AB 3080: This bill would have prohibited employers from requiring any potential employee to sign an arbitration agreement as a condition of employment. In vetoing the bill, Governor Brown reasoned that the U.S. Supreme Court made clear that states must follow the Federal Arbitration Act (FAA). Further, he reasoned that the Supreme Court has clearly indicated its intention for the FAA to apply to contract formation issues as well. The full text of AB 3080 may be viewed here. The full text of Governor Brown’s veto message may be viewed here.
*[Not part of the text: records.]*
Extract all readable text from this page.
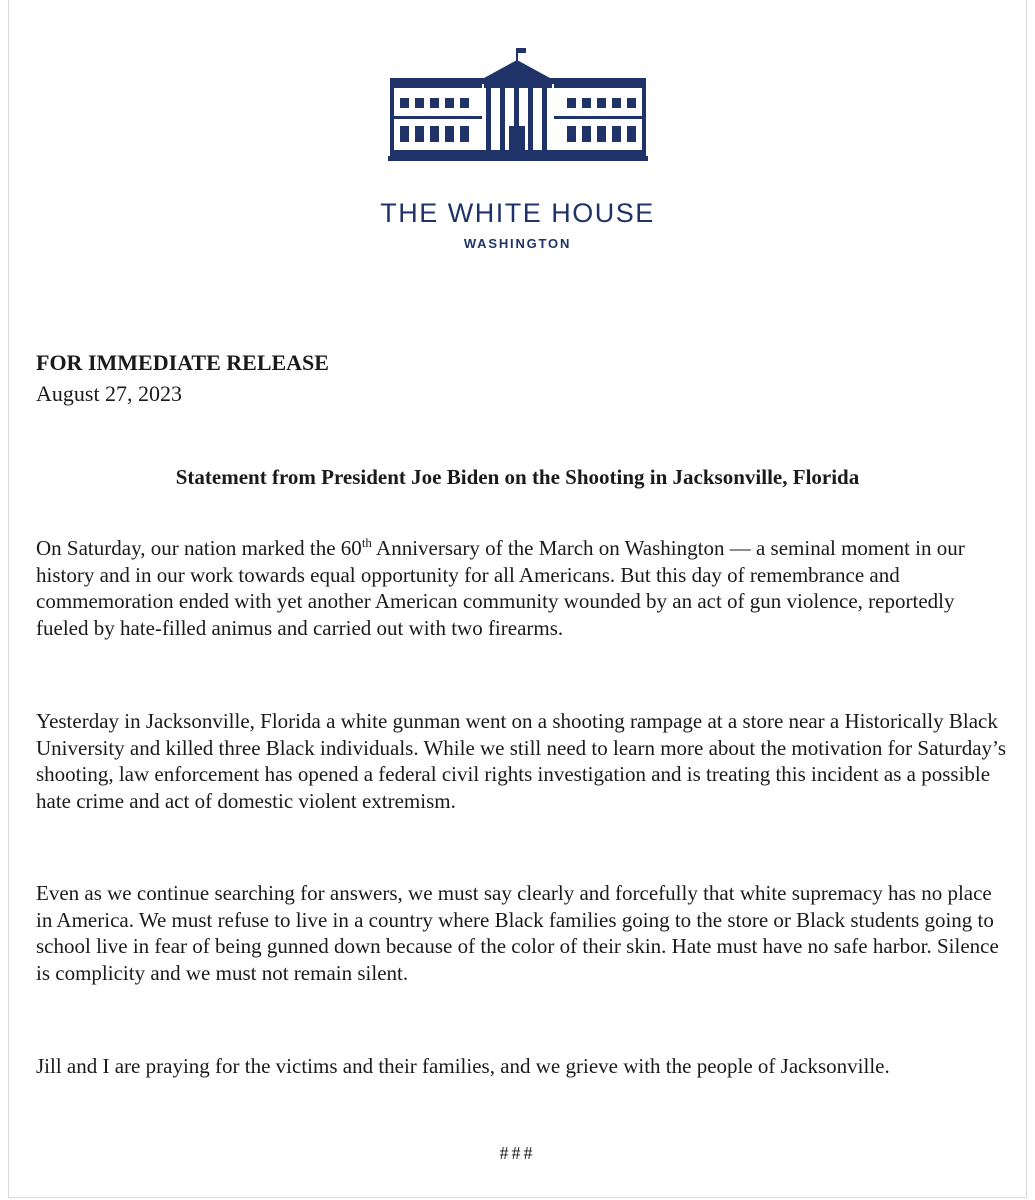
THE WHITE HOUSE
WASHINGTON
FOR IMMEDIATE RELEASE
August 27, 2023
Statement from President Joe Biden on the Shooting in Jacksonville, Florida
On Saturday, our nation marked the 60th Anniversary of the March on Washington — a seminal moment in our history and in our work towards equal opportunity for all Americans. But this day of remembrance and commemoration ended with yet another American community wounded by an act of gun violence, reportedly fueled by hate-filled animus and carried out with two firearms.
Yesterday in Jacksonville, Florida a white gunman went on a shooting rampage at a store near a Historically Black University and killed three Black individuals. While we still need to learn more about the motivation for Saturday’s shooting, law enforcement has opened a federal civil rights investigation and is treating this incident as a possible hate crime and act of domestic violent extremism.
Even as we continue searching for answers, we must say clearly and forcefully that white supremacy has no place in America. We must refuse to live in a country where Black families going to the store or Black students going to school live in fear of being gunned down because of the color of their skin. Hate must have no safe harbor. Silence is complicity and we must not remain silent.
Jill and I are praying for the victims and their families, and we grieve with the people of Jacksonville.
###
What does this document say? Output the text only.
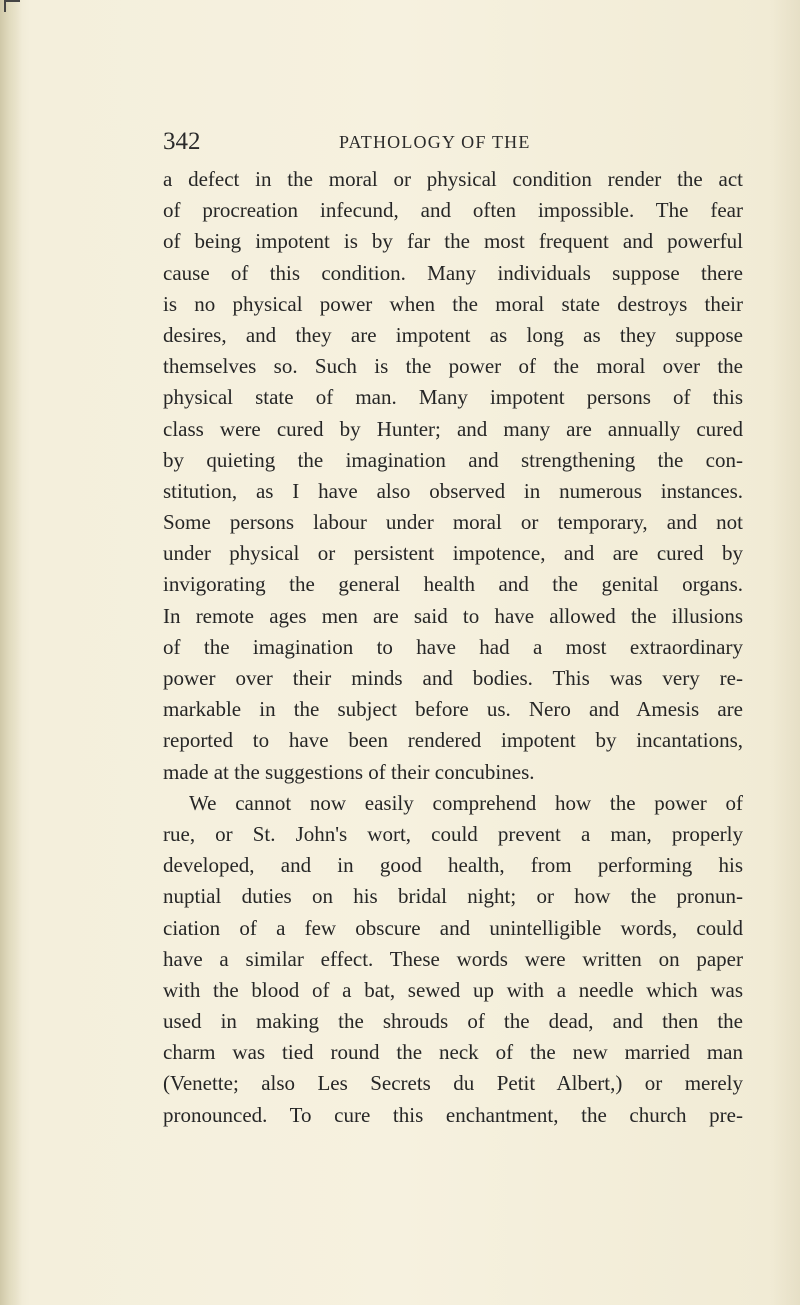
342	PATHOLOGY OF THE
a defect in the moral or physical condition render the act
of procreation infecund, and often impossible. The fear
of being impotent is by far the most frequent and powerful
cause of this condition. Many individuals suppose there
is no physical power when the moral state destroys their
desires, and they are impotent as long as they suppose
themselves so. Such is the power of the moral over the
physical state of man. Many impotent persons of this
class were cured by Hunter; and many are annually cured
by quieting the imagination and strengthening the con-
stitution, as I have also observed in numerous instances.
Some persons labour under moral or temporary, and not
under physical or persistent impotence, and are cured by
invigorating the general health and the genital organs.
In remote ages men are said to have allowed the illusions
of the imagination to have had a most extraordinary
power over their minds and bodies. This was very re-
markable in the subject before us. Nero and Amesis are
reported to have been rendered impotent by incantations,
made at the suggestions of their concubines.
We cannot now easily comprehend how the power of
rue, or St. John's wort, could prevent a man, properly
developed, and in good health, from performing his
nuptial duties on his bridal night; or how the pronun-
ciation of a few obscure and unintelligible words, could
have a similar effect. These words were written on paper
with the blood of a bat, sewed up with a needle which was
used in making the shrouds of the dead, and then the
charm was tied round the neck of the new married man
(Venette; also Les Secrets du Petit Albert,) or merely
pronounced. To cure this enchantment, the church pre-
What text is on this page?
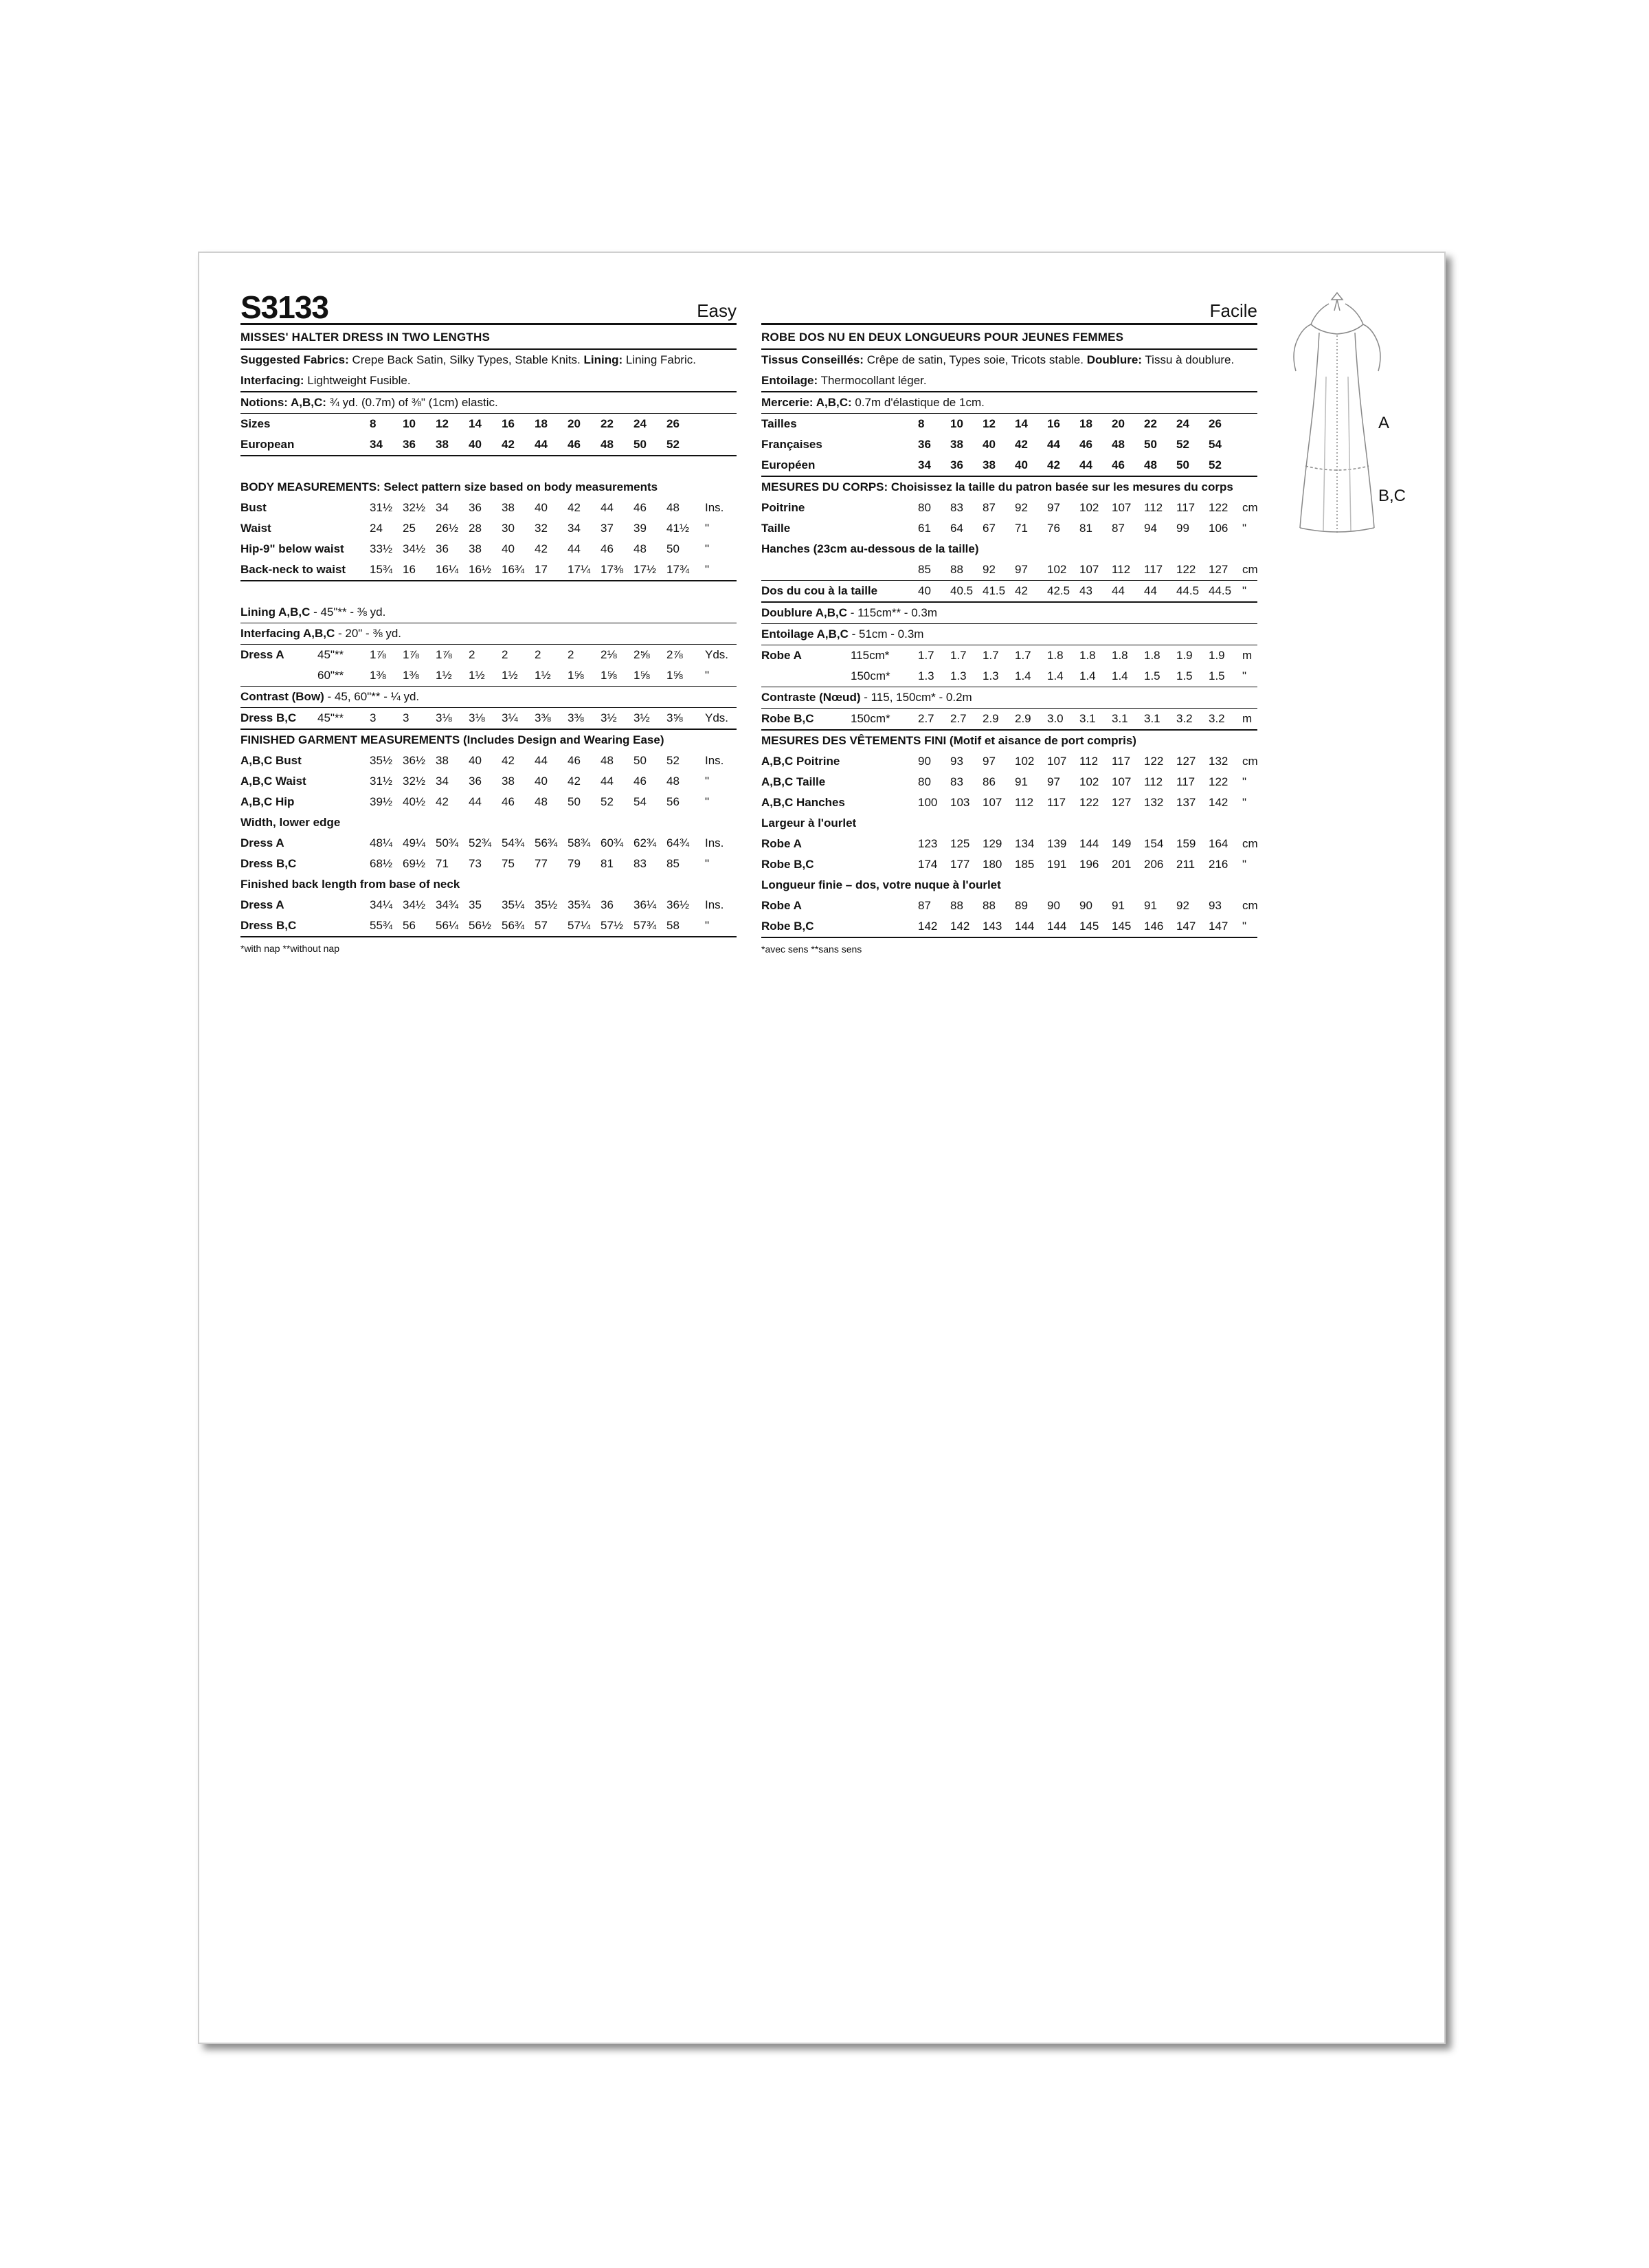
S3133	Easy
MISSES' HALTER DRESS IN TWO LENGTHS
Suggested Fabrics: Crepe Back Satin, Silky Types, Stable Knits. Lining: Lining Fabric.
Interfacing: Lightweight Fusible.
Notions: A,B,C: ¾ yd. (0.7m) of ⅜" (1cm) elastic.
Sizes	8 10 12 14 16 18 20 22 24 26
European	34 36 38 40 42 44 46 48 50 52
BODY MEASUREMENTS: Select pattern size based on body measurements
Bust	31½ 32½ 34 36 38 40 42 44 46 48 Ins.
Waist	24 25 26½ 28 30 32 34 37 39 41½ "
Hip-9" below waist 33½ 34½ 36 38 40 42 44 46 48 50 "
Back-neck to waist 15¾ 16 16¼ 16½ 16¾ 17 17¼ 17⅜ 17½ 17¾ "
Lining A,B,C - 45"** - ⅜ yd.
Interfacing A,B,C - 20" - ⅜ yd.
Dress A	45"** 1⅞ 1⅞ 1⅞ 2 2 2 2 2⅛ 2⅝ 2⅞ Yds.
60"** 1⅜ 1⅜ 1½ 1½ 1½ 1½ 1⅝ 1⅝ 1⅝ 1⅝ "
Contrast (Bow) - 45, 60"** - ¼ yd.
Dress B,C 45"** 3 3 3⅛ 3⅛ 3¼ 3⅜ 3⅜ 3½ 3½ 3⅝ Yds.
FINISHED GARMENT MEASUREMENTS (Includes Design and Wearing Ease)
A,B,C Bust	35½ 36½ 38 40 42 44 46 48 50 52 Ins.
A,B,C Waist	31½ 32½ 34 36 38 40 42 44 46 48 "
A,B,C Hip	39½ 40½ 42 44 46 48 50 52 54 56 "
Width, lower edge
Dress A	48¼ 49¼ 50¾ 52¾ 54¾ 56¾ 58¾ 60¾ 62¾ 64¾ Ins.
Dress B,C	68½ 69½ 71 73 75 77 79 81 83 85 "
Finished back length from base of neck
Dress A	34¼ 34½ 34¾ 35 35¼ 35½ 35¾ 36 36¼ 36½ Ins.
Dress B,C	55¾ 56 56¼ 56½ 56¾ 57 57¼ 57½ 57¾ 58 "
*with nap **without nap
Facile
ROBE DOS NU EN DEUX LONGUEURS POUR JEUNES FEMMES
Tissus Conseillés: Crêpe de satin, Types soie, Tricots stable. Doublure: Tissu à doublure.
Entoilage: Thermocollant léger.
Mercerie: A,B,C: 0.7m d'élastique de 1cm.
Tailles	8 10 12 14 16 18 20 22 24 26
Françaises	36 38 40 42 44 46 48 50 52 54
Européen	34 36 38 40 42 44 46 48 50 52
MESURES DU CORPS: Choisissez la taille du patron basée sur les mesures du corps
Poitrine	80 83 87 92 97 102 107 112 117 122 cm
Taille	61 64 67 71 76 81 87 94 99 106 "
Hanches (23cm au-dessous de la taille)
85 88 92 97 102 107 112 117 122 127 cm
Dos du cou à la taille	40 40.5 41.5 42 42.5 43 44 44 44.5 44.5 "
Doublure A,B,C - 115cm** - 0.3m
Entoilage A,B,C - 51cm - 0.3m
Robe A	115cm* 1.7 1.7 1.7 1.7 1.8 1.8 1.8 1.8 1.9 1.9 m
150cm* 1.3 1.3 1.3 1.4 1.4 1.4 1.4 1.5 1.5 1.5 "
Contraste (Nœud) - 115, 150cm* - 0.2m
Robe B,C	150cm* 2.7 2.7 2.9 2.9 3.0 3.1 3.1 3.1 3.2 3.2 m
MESURES DES VÊTEMENTS FINI (Motif et aisance de port compris)
A,B,C Poitrine	90 93 97 102 107 112 117 122 127 132 cm
A,B,C Taille	80 83 86 91 97 102 107 112 117 122 "
A,B,C Hanches	100 103 107 112 117 122 127 132 137 142 "
Largeur à l'ourlet
Robe A	123 125 129 134 139 144 149 154 159 164 cm
Robe B,C	174 177 180 185 191 196 201 206 211 216 "
Longueur finie – dos, votre nuque à l'ourlet
Robe A	87 88 88 89 90 90 91 91 92 93 cm
Robe B,C	142 142 143 144 144 145 145 146 147 147 "
*avec sens **sans sens
A
B,C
AB 3081: Governor Brown returned this bill without his signature, stating that it created a “new, ill-defined standard of joint liability between labor contractors and client employers. . .” Brown also mentioned that many of the provisions are already contained in current law. The full text of AB 3081 may be viewed here. The full text of Governor Brown’s veto message may be viewed here.
The #MeToo movement has resulted in several important bills which effect the employment sector on a large scale. Both employees and employers in the state of California should be well aware of these bills, as failure to adhere to them may lead to significant liability.